Şeyh efendi, lüzum gördüğü yerlerde ‘Hadîkatü’s-Süadâ’ ile ilgili açıklama ve izahatta bulunur, dervişler de susup edep ve saygı ile dinlerlerdi. Gün teheccüd namazıyla başlardı. Sabah namazı cemaatle kılındıktan sonra dervişler istirahate çekilirlerdi. Kuşluk vaktine kadar tekkede sükûnet hâkim olurdu. Dervişlerin bir kısmı bu günlerini oruç tutarak, zikir ve tesbihat ile geçirirlerdi.
Muharrem’in onuncu günü, bilindiği üzere Aşure günüdür. Bugün de Kerbelâ şehitlerinin ruhlarına hediye edilmek üzere kurbanlar kesilir ve aşure kaynatılırdı. Kurbanın eti, aynı gün kurulacak olan aşure sofrasında dervişâna ikram edilirdi.
Medîne’den gelmiş az miktardaki buğday varsa ‘usulen’ aşureye katılırdı. Buğdaylar atıldıktan sonra, su kaynarken belli miktar zemzem veya türbe suyu da eklenirdi.
Aşure pişene kadar dervişler, kazanları ‘miklab’ adlı uzun saplı, yayvan ağızlı kepçelerle karıştırırlar, bir yandan da sessiz bir şekilde Kelime-i Tevhid okurlardı. Kazanların başında hiç mâlâyâni yani boş söz konuşulmazdı.
Dervişân gözleri, vücûd dili ve halleriyle lâzım olan bilgileri birbirine aktarır, aşure pişerken de himmet sahiplerinin üzerlerine ‘nazar’ ettiklerini alsa unutmazlar ona göre edeple hareket ederlerdi.
Pişme işleminin sonuna doğru şeker katılır İsm-i Celâl, İsm-i Hû, aşır ve hemen ardından Gülbank okunur Kerbelâ şehitlerine dua edilirdi.
Aşûrenin üzeri kuru yemişlerle süslenir ve şeyh efendilerden başlanarak ihvana ve yakın ahâliye dağıtılırdı. Böylece Kerbela şehîdlerinin azîz hâtırası, canlı tutulur ve tekkede pişen şifalı aşûreden halkın şifayâb olmaları için duâlar edilirdi.

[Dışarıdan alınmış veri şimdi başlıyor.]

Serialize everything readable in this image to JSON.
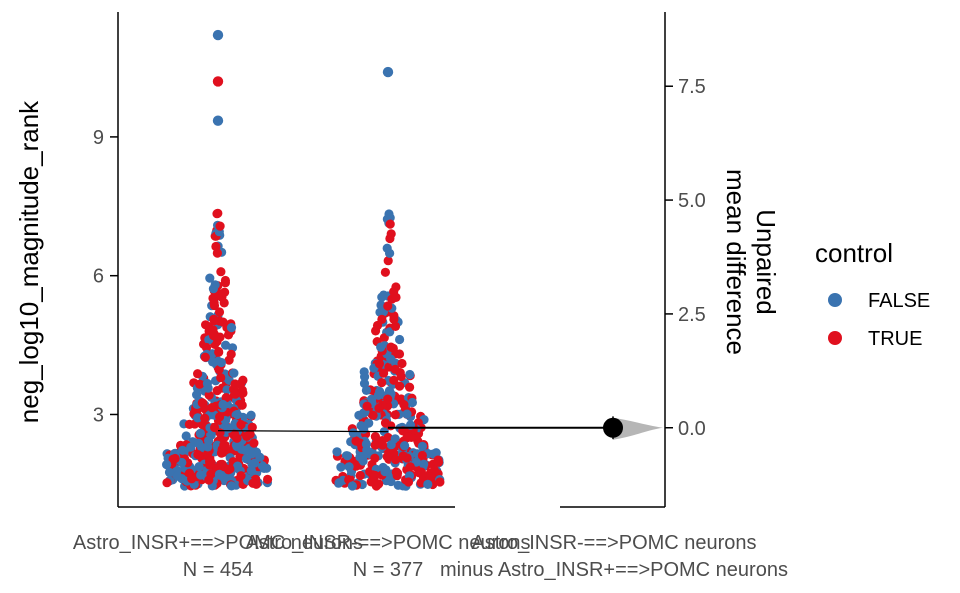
{
  "chart_data": {
    "type": "scatter",
    "subtype": "estimation-plot-swarm",
    "left_axis": {
      "label": "neg_log10_magnitude_rank",
      "ticks": [
        3,
        6,
        9
      ],
      "ylim": [
        1.0,
        11.7
      ]
    },
    "right_axis": {
      "label_line1": "Unpaired",
      "label_line2": "mean difference",
      "ticks": [
        0.0,
        2.5,
        5.0,
        7.5
      ],
      "tick_labels": [
        "0.0",
        "2.5",
        "5.0",
        "7.5"
      ],
      "ylim": [
        -1.74,
        9.13
      ]
    },
    "groups": [
      {
        "name": "Astro_INSR+==>POMC neurons",
        "n_label": "N = 454"
      },
      {
        "name": "Astro_INSR-==>POMC neurons",
        "n_label": "N = 377"
      }
    ],
    "delta_label_line1": "Astro_INSR-==>POMC neurons",
    "delta_label_line2": "minus Astro_INSR+==>POMC neurons",
    "delta": {
      "mean_difference": 0.0,
      "ci": [
        -0.25,
        0.25
      ]
    },
    "group_means": [
      2.65,
      2.65
    ],
    "legend": {
      "title": "control",
      "entries": [
        {
          "label": "FALSE",
          "color": "#3a73b0"
        },
        {
          "label": "TRUE",
          "color": "#e0101e"
        }
      ],
      "placement": "right"
    },
    "outliers": [
      {
        "group": 0,
        "y": 11.2,
        "control": "FALSE"
      },
      {
        "group": 0,
        "y": 10.2,
        "control": "TRUE"
      },
      {
        "group": 0,
        "y": 9.35,
        "control": "FALSE"
      },
      {
        "group": 1,
        "y": 10.4,
        "control": "FALSE"
      }
    ],
    "grid": false
  }
}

Aşure, Nuh Peygamberden bu yana tarih boyunca birliği temsil eder. Bu mübarek aşın içinde nohutu, fasulyeyi, şekeri bir arada göremeyiz ama hepsi bir kazanda pişer ve ayrı bir lezzete dönüşür. Dervişler de tıpkı bu aş gibi, farklı özelliklere sahip olmalarına rağmen bir şeyhin terbiyesinde pişerek ‘tevhîd’ yani ‘bir’ olurlar. Böylece şeyhin sırrıyla farklı bir tada sahip olurlar. Bugün de sürdürülen bu gelenek, halen daha büyük bir hürmet, edeb ve itinâyla devam ettirilmektedir.